Interval Routing Schemes for Circular-Arc Graphs

TL;DR

This paper demonstrates that circular-arc graphs admit a shortest path strict 2-interval routing scheme, solving an open problem and providing an efficient O(n^2) algorithm for constructing such schemes.

Contribution

It proves that circular-arc graphs have strict compactness 2 and presents an outline algorithm to compute the routing scheme efficiently.

Findings

Circular-arc graphs allow strict 2-interval routing schemes for shortest paths.

The constructed scheme can be converted into a 1-interval scheme with minimal additional intervals.

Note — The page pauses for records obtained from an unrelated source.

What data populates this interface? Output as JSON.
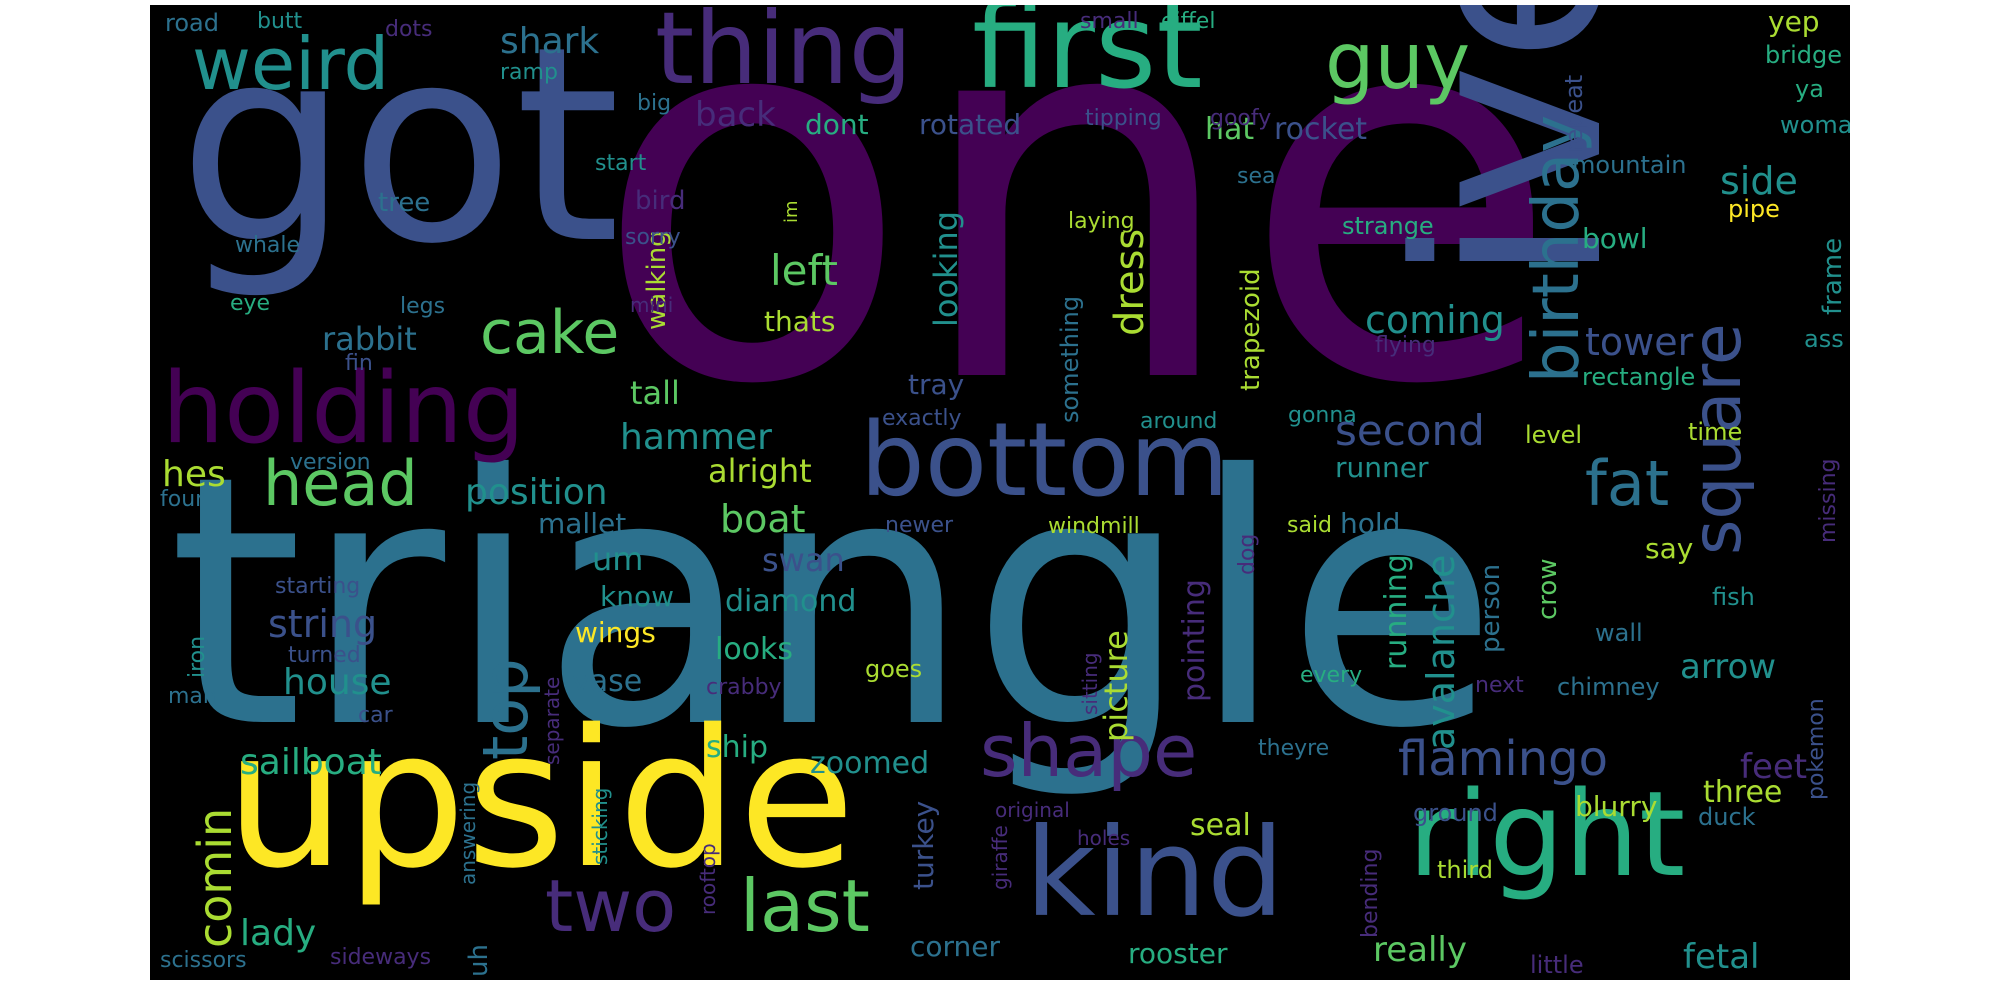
{
  "colors": {
    "background": "#000000",
    "viridis": [
      "#440154",
      "#472c7a",
      "#3b518b",
      "#2c718e",
      "#21908d",
      "#27ad81",
      "#5cc863",
      "#aadc32",
      "#fde725"
    ]
  },
  "words": [
    {
      "text": "one",
      "color": "#440154"
    },
    {
      "text": "triangle",
      "color": "#2c718e"
    },
    {
      "text": "got",
      "color": "#3b518b"
    },
    {
      "text": "ive",
      "color": "#3b518b"
    },
    {
      "text": "upside",
      "color": "#fde725"
    },
    {
      "text": "first",
      "color": "#27ad81"
    },
    {
      "text": "thing",
      "color": "#472c7a"
    },
    {
      "text": "right",
      "color": "#27ad81"
    },
    {
      "text": "kind",
      "color": "#3b518b"
    },
    {
      "text": "bottom",
      "color": "#3b518b"
    },
    {
      "text": "holding",
      "color": "#440154"
    },
    {
      "text": "weird",
      "color": "#21908d"
    },
    {
      "text": "guy",
      "color": "#5cc863"
    },
    {
      "text": "square",
      "color": "#3b518b"
    },
    {
      "text": "birthday",
      "color": "#2c718e"
    },
    {
      "text": "shape",
      "color": "#472c7a"
    },
    {
      "text": "head",
      "color": "#5cc863"
    },
    {
      "text": "cake",
      "color": "#5cc863"
    },
    {
      "text": "top",
      "color": "#2c718e"
    },
    {
      "text": "two",
      "color": "#472c7a"
    },
    {
      "text": "last",
      "color": "#5cc863"
    },
    {
      "text": "fat",
      "color": "#2c718e"
    },
    {
      "text": "comin",
      "color": "#aadc32"
    },
    {
      "text": "flamingo",
      "color": "#3b518b"
    },
    {
      "text": "avalanche",
      "color": "#21908d"
    },
    {
      "text": "dress",
      "color": "#aadc32"
    },
    {
      "text": "second",
      "color": "#3b518b"
    },
    {
      "text": "left",
      "color": "#5cc863"
    },
    {
      "text": "coming",
      "color": "#21908d"
    },
    {
      "text": "tower",
      "color": "#3b518b"
    },
    {
      "text": "side",
      "color": "#21908d"
    },
    {
      "text": "sailboat",
      "color": "#27ad81"
    },
    {
      "text": "hammer",
      "color": "#21908d"
    },
    {
      "text": "position",
      "color": "#21908d"
    },
    {
      "text": "rabbit",
      "color": "#2c718e"
    },
    {
      "text": "shark",
      "color": "#2c718e"
    },
    {
      "text": "back",
      "color": "#472c7a"
    },
    {
      "text": "boat",
      "color": "#5cc863"
    },
    {
      "text": "string",
      "color": "#3b518b"
    },
    {
      "text": "house",
      "color": "#21908d"
    },
    {
      "text": "hes",
      "color": "#aadc32"
    },
    {
      "text": "lady",
      "color": "#27ad81"
    },
    {
      "text": "looking",
      "color": "#21908d"
    },
    {
      "text": "arrow",
      "color": "#21908d"
    },
    {
      "text": "fetal",
      "color": "#21908d"
    },
    {
      "text": "really",
      "color": "#5cc863"
    },
    {
      "text": "feet",
      "color": "#472c7a"
    },
    {
      "text": "zoomed",
      "color": "#21908d"
    },
    {
      "text": "pointing",
      "color": "#472c7a"
    },
    {
      "text": "running",
      "color": "#27ad81"
    },
    {
      "text": "picture",
      "color": "#aadc32"
    },
    {
      "text": "swan",
      "color": "#3b518b"
    },
    {
      "text": "diamond",
      "color": "#21908d"
    },
    {
      "text": "tall",
      "color": "#5cc863"
    },
    {
      "text": "hat",
      "color": "#5cc863"
    },
    {
      "text": "rocket",
      "color": "#3b518b"
    },
    {
      "text": "yep",
      "color": "#aadc32"
    },
    {
      "text": "bridge",
      "color": "#27ad81"
    },
    {
      "text": "ya",
      "color": "#27ad81"
    },
    {
      "text": "woman",
      "color": "#21908d"
    },
    {
      "text": "mountain",
      "color": "#2c718e"
    },
    {
      "text": "repeat",
      "color": "#3b518b"
    },
    {
      "text": "pipe",
      "color": "#fde725"
    },
    {
      "text": "frame",
      "color": "#21908d"
    },
    {
      "text": "ass",
      "color": "#21908d"
    },
    {
      "text": "rectangle",
      "color": "#27ad81"
    },
    {
      "text": "time",
      "color": "#aadc32"
    },
    {
      "text": "level",
      "color": "#aadc32"
    },
    {
      "text": "missing",
      "color": "#472c7a"
    },
    {
      "text": "fish",
      "color": "#21908d"
    },
    {
      "text": "wall",
      "color": "#2c718e"
    },
    {
      "text": "chimney",
      "color": "#2c718e"
    },
    {
      "text": "pokemon",
      "color": "#3b518b"
    },
    {
      "text": "duck",
      "color": "#2c718e"
    },
    {
      "text": "little",
      "color": "#472c7a"
    },
    {
      "text": "three",
      "color": "#aadc32"
    },
    {
      "text": "blurry",
      "color": "#aadc32"
    },
    {
      "text": "ground",
      "color": "#3b518b"
    },
    {
      "text": "third",
      "color": "#aadc32"
    },
    {
      "text": "bending",
      "color": "#472c7a"
    },
    {
      "text": "say",
      "color": "#aadc32"
    },
    {
      "text": "crow",
      "color": "#5cc863"
    },
    {
      "text": "person",
      "color": "#2c718e"
    },
    {
      "text": "hold",
      "color": "#2c718e"
    },
    {
      "text": "said",
      "color": "#aadc32"
    },
    {
      "text": "dog",
      "color": "#472c7a"
    },
    {
      "text": "windmill",
      "color": "#aadc32"
    },
    {
      "text": "runner",
      "color": "#21908d"
    },
    {
      "text": "gonna",
      "color": "#21908d"
    },
    {
      "text": "around",
      "color": "#21908d"
    },
    {
      "text": "exactly",
      "color": "#3b518b"
    },
    {
      "text": "something",
      "color": "#2c718e"
    },
    {
      "text": "trapezoid",
      "color": "#aadc32"
    },
    {
      "text": "flying",
      "color": "#472c7a"
    },
    {
      "text": "laying",
      "color": "#aadc32"
    },
    {
      "text": "strange",
      "color": "#27ad81"
    },
    {
      "text": "sea",
      "color": "#2c718e"
    },
    {
      "text": "bowl",
      "color": "#27ad81"
    },
    {
      "text": "tipping",
      "color": "#3b518b"
    },
    {
      "text": "goofy",
      "color": "#472c7a"
    },
    {
      "text": "small",
      "color": "#472c7a"
    },
    {
      "text": "eiffel",
      "color": "#27ad81"
    },
    {
      "text": "rotated",
      "color": "#3b518b"
    },
    {
      "text": "dont",
      "color": "#27ad81"
    },
    {
      "text": "tray",
      "color": "#3b518b"
    },
    {
      "text": "walking",
      "color": "#aadc32"
    },
    {
      "text": "thats",
      "color": "#aadc32"
    },
    {
      "text": "im",
      "color": "#aadc32"
    },
    {
      "text": "road",
      "color": "#2c718e"
    },
    {
      "text": "butt",
      "color": "#21908d"
    },
    {
      "text": "dots",
      "color": "#472c7a"
    },
    {
      "text": "ramp",
      "color": "#21908d"
    },
    {
      "text": "big",
      "color": "#2c718e"
    },
    {
      "text": "start",
      "color": "#21908d"
    },
    {
      "text": "tree",
      "color": "#2c718e"
    },
    {
      "text": "bird",
      "color": "#472c7a"
    },
    {
      "text": "sorry",
      "color": "#3b518b"
    },
    {
      "text": "whale",
      "color": "#2c718e"
    },
    {
      "text": "eye",
      "color": "#27ad81"
    },
    {
      "text": "mini",
      "color": "#472c7a"
    },
    {
      "text": "legs",
      "color": "#2c718e"
    },
    {
      "text": "fin",
      "color": "#3b518b"
    },
    {
      "text": "version",
      "color": "#2c718e"
    },
    {
      "text": "four",
      "color": "#2c718e"
    },
    {
      "text": "alright",
      "color": "#aadc32"
    },
    {
      "text": "mallet",
      "color": "#2c718e"
    },
    {
      "text": "newer",
      "color": "#3b518b"
    },
    {
      "text": "um",
      "color": "#21908d"
    },
    {
      "text": "know",
      "color": "#21908d"
    },
    {
      "text": "wings",
      "color": "#fde725"
    },
    {
      "text": "starting",
      "color": "#3b518b"
    },
    {
      "text": "iron",
      "color": "#21908d"
    },
    {
      "text": "turned",
      "color": "#3b518b"
    },
    {
      "text": "man",
      "color": "#2c718e"
    },
    {
      "text": "car",
      "color": "#3b518b"
    },
    {
      "text": "separate",
      "color": "#472c7a"
    },
    {
      "text": "looks",
      "color": "#27ad81"
    },
    {
      "text": "vase",
      "color": "#2c718e"
    },
    {
      "text": "crabby",
      "color": "#472c7a"
    },
    {
      "text": "goes",
      "color": "#aadc32"
    },
    {
      "text": "uh",
      "color": "#2c718e"
    },
    {
      "text": "ship",
      "color": "#27ad81"
    },
    {
      "text": "sitting",
      "color": "#472c7a"
    },
    {
      "text": "sticking",
      "color": "#21908d"
    },
    {
      "text": "answering",
      "color": "#2c718e"
    },
    {
      "text": "rooftop",
      "color": "#472c7a"
    },
    {
      "text": "scissors",
      "color": "#2c718e"
    },
    {
      "text": "sideways",
      "color": "#472c7a"
    },
    {
      "text": "turkey",
      "color": "#3b518b"
    },
    {
      "text": "corner",
      "color": "#2c718e"
    },
    {
      "text": "giraffe",
      "color": "#472c7a"
    },
    {
      "text": "original",
      "color": "#472c7a"
    },
    {
      "text": "holes",
      "color": "#472c7a"
    },
    {
      "text": "seal",
      "color": "#aadc32"
    },
    {
      "text": "rooster",
      "color": "#27ad81"
    },
    {
      "text": "theyre",
      "color": "#2c718e"
    },
    {
      "text": "every",
      "color": "#27ad81"
    },
    {
      "text": "next",
      "color": "#472c7a"
    }
  ]
}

An O(n^2) algorithm is outlined for computing the routing scheme for circular-arc graphs.

Abstract

Interval routing is a space efficient method to realize a distributed routing function. In this paper we show that every circular-arc graph allows a shortest path strict 2-interval routing scheme, i.e., by introducing a global order on the vertices and assigning at most two (strict) intervals in this order to the ends of every edge allows to depict a routing function that implies exclusively shortest paths. Since circular-arc graphs do not allow shortest path 1-interval routing schemes in general, the result implies that the class of circular-arc graphs has strict compactness 2, which was a hitherto open question. Additionally, we show that the constructed 2-interval routing scheme is a 1-interval routing scheme with at most one additional interval assigned at each vertex and we an outline algorithm to calculate the routing scheme for circular-arc graphs in O(n^2) time, where n is the number of vertices.